Let a(n) be the number of subsets of [n] that include no consecutive even integers. If n is an even integer then, a(n) = b(n). Since in the set S = {1, 2, 3, ..., n} where n is even, the number of odd integers is equal to the number of even integers. For example, let S ={1, 2, 3, 4} In this set there are 2 odd and 2 even integers. So the number of subsets of S contain no consecutive odd integers is equal to the number of subsets of S contain no consecutive even integers. In the other case if n is an odd integer then, a(n) = 2b(n-1). Since in the set S = {1, 2, 3, ..., n} where n is odd; Let K = {1, 2, 3, ..., n-1}, n-1 is an even integer so there are b(n-1) subsets containing no consecutive even integers in the set K. And prepending the last element 'n' to each of those gives us another b(n-1) subsets, for a total of 2b(n-1) subsets.

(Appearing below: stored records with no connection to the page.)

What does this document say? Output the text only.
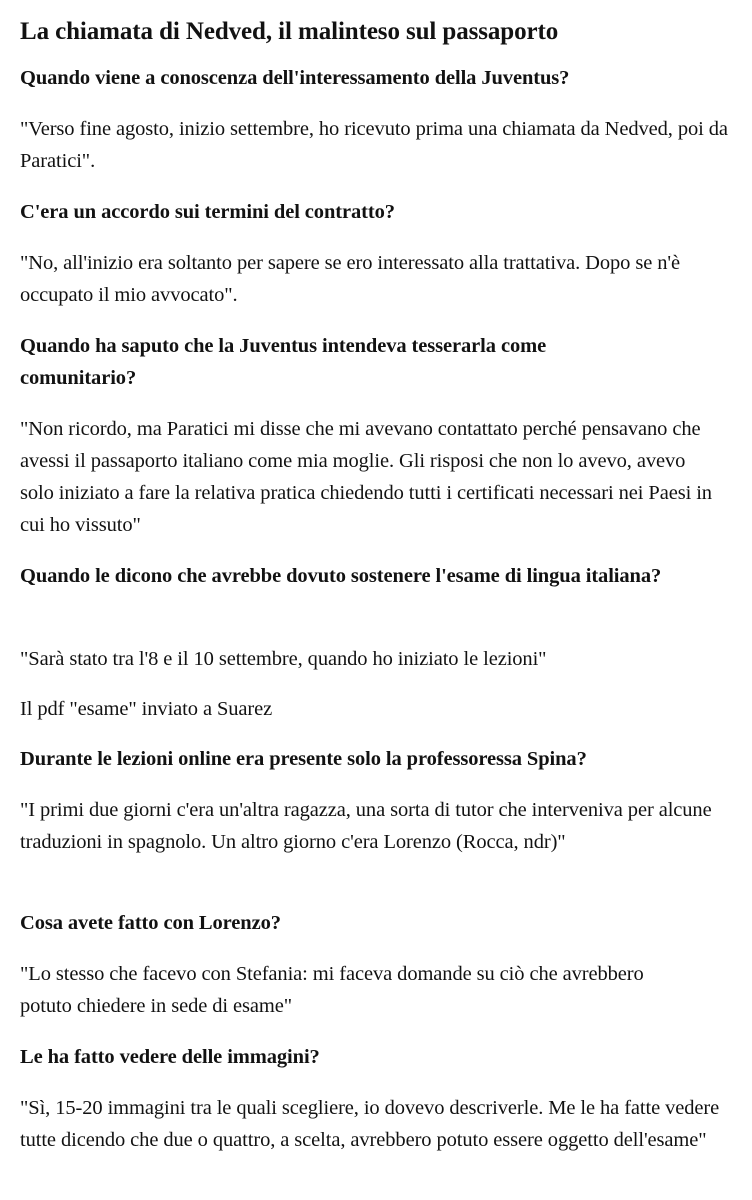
La chiamata di Nedved, il malinteso sul passaporto

Quando viene a conoscenza dell'interessamento della Juventus?

"Verso fine agosto, inizio settembre, ho ricevuto prima una chiamata da Nedved, poi da Paratici".

C'era un accordo sui termini del contratto?

"No, all'inizio era soltanto per sapere se ero interessato alla trattativa. Dopo se n'è occupato il mio avvocato".

Quando ha saputo che la Juventus intendeva tesserarla come comunitario?

"Non ricordo, ma Paratici mi disse che mi avevano contattato perché pensavano che avessi il passaporto italiano come mia moglie. Gli risposi che non lo avevo, avevo solo iniziato a fare la relativa pratica chiedendo tutti i certificati necessari nei Paesi in cui ho vissuto"

Quando le dicono che avrebbe dovuto sostenere l'esame di lingua italiana?

"Sarà stato tra l'8 e il 10 settembre, quando ho iniziato le lezioni"

Il pdf "esame" inviato a Suarez

Durante le lezioni online era presente solo la professoressa Spina?

"I primi due giorni c'era un'altra ragazza, una sorta di tutor che interveniva per alcune traduzioni in spagnolo. Un altro giorno c'era Lorenzo (Rocca, ndr)"

Cosa avete fatto con Lorenzo?

"Lo stesso che facevo con Stefania: mi faceva domande su ciò che avrebbero potuto chiedere in sede di esame"

Le ha fatto vedere delle immagini?

"Sì, 15-20 immagini tra le quali scegliere, io dovevo descriverle. Me le ha fatte vedere tutte dicendo che due o quattro, a scelta, avrebbero potuto essere oggetto dell'esame"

Hence if n is even then, a(n) = b(n). If n is odd then, a(n) = 2b(n-1). For k = 0, 1, 2, 3, ... ; a(2k+1) = 2a(2k).

For n>3 there are 2 cases for the subsets: the first element '1' is included or not. If '1' is not included, then the subset consists of elements from {2, 3, 4, ..., n}. The number of subsets that include no element smaller than '3' is a(n-2); prepending the element '2' to each of those gives us another a(n-2) subsets, for a total of 2a(n-2) subsets. In the other case, '1' is included, and since 1 and 3 are consecutive odd integers, '3' is excluded, so the subset consists of elements from {1, 2, 4, 5, ..., n}. The number of subsets that include no element smaller than '5' is a(n-4), and since there are 2^2=4 subsets of {2, 4}, the number of subsets that include '1' is 4a(n-4). Hence a(n) = 2a(n-2) + 4a(n-4).